Guten Abend zusammen,

Ich wollte heute Nachmittag dieses Funktionsupdate für Win 10 installieren. Nur jetzt hängt es schon seit knappen vier Stunden bei „Das Update für Windows 10 wird konfiguriert".
Bei 100% bin ich aber schon angekommen und der Kreis mit den Punkten ist noch in Bewegung.
Ich weis leider nicht die genaue Bezeichnung, also die Nummer von dem Update.
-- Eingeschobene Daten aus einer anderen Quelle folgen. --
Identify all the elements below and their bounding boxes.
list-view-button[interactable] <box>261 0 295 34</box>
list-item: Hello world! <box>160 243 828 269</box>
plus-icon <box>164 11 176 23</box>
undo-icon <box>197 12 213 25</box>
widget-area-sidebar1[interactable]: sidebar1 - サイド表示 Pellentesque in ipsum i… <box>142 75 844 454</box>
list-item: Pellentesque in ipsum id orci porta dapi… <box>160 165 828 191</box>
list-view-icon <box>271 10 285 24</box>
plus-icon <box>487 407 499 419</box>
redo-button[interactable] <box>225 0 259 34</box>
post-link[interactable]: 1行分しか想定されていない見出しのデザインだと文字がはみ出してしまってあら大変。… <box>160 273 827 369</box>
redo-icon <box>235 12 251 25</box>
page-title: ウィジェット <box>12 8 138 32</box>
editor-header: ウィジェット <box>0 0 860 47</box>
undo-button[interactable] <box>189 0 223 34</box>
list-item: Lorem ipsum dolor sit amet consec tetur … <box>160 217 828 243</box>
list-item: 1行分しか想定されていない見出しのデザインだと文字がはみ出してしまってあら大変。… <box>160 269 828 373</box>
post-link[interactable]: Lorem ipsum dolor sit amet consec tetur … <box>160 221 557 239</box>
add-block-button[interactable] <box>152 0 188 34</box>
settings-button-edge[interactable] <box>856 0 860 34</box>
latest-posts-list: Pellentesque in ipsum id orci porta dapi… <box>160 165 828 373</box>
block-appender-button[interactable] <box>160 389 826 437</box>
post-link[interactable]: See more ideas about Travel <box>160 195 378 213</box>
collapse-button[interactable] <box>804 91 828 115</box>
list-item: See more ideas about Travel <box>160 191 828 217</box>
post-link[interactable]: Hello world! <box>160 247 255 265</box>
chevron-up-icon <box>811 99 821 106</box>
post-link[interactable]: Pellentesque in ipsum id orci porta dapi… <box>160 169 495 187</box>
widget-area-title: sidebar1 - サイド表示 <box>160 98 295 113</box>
Jetzt ist die Frage ob ich das noch weiterlaufen lasse oder "abwürgen" soll (mit möglichen Konsequenzen), weil ich mir nicht sicher bin obs denn wirklich hängt.
Wie lang hat es denn bei euch gedauert?


Vielen Dank für eure Hilfe,
Liquid-h2o


----------



## nikon87 (21. Dezember 2017)

*AW: Windows Update hängt bei 100%*

Ich gehe davon aus du hast mittlerweile selbst gehandelt, aber: Wenn das Update hängt kann man den Rechner einfach ausschalten. Wenn man ihn wieder anschaltet geht das Update von alleine weiter oder (wenn es einen Fehler gibt) Windows setzt sich von alleine zurück. Dann muss man das Update nochmal neu starten. So war es zumindest bei allen Rechnern bei denen ich ein solches Problem hatte bisher.


----------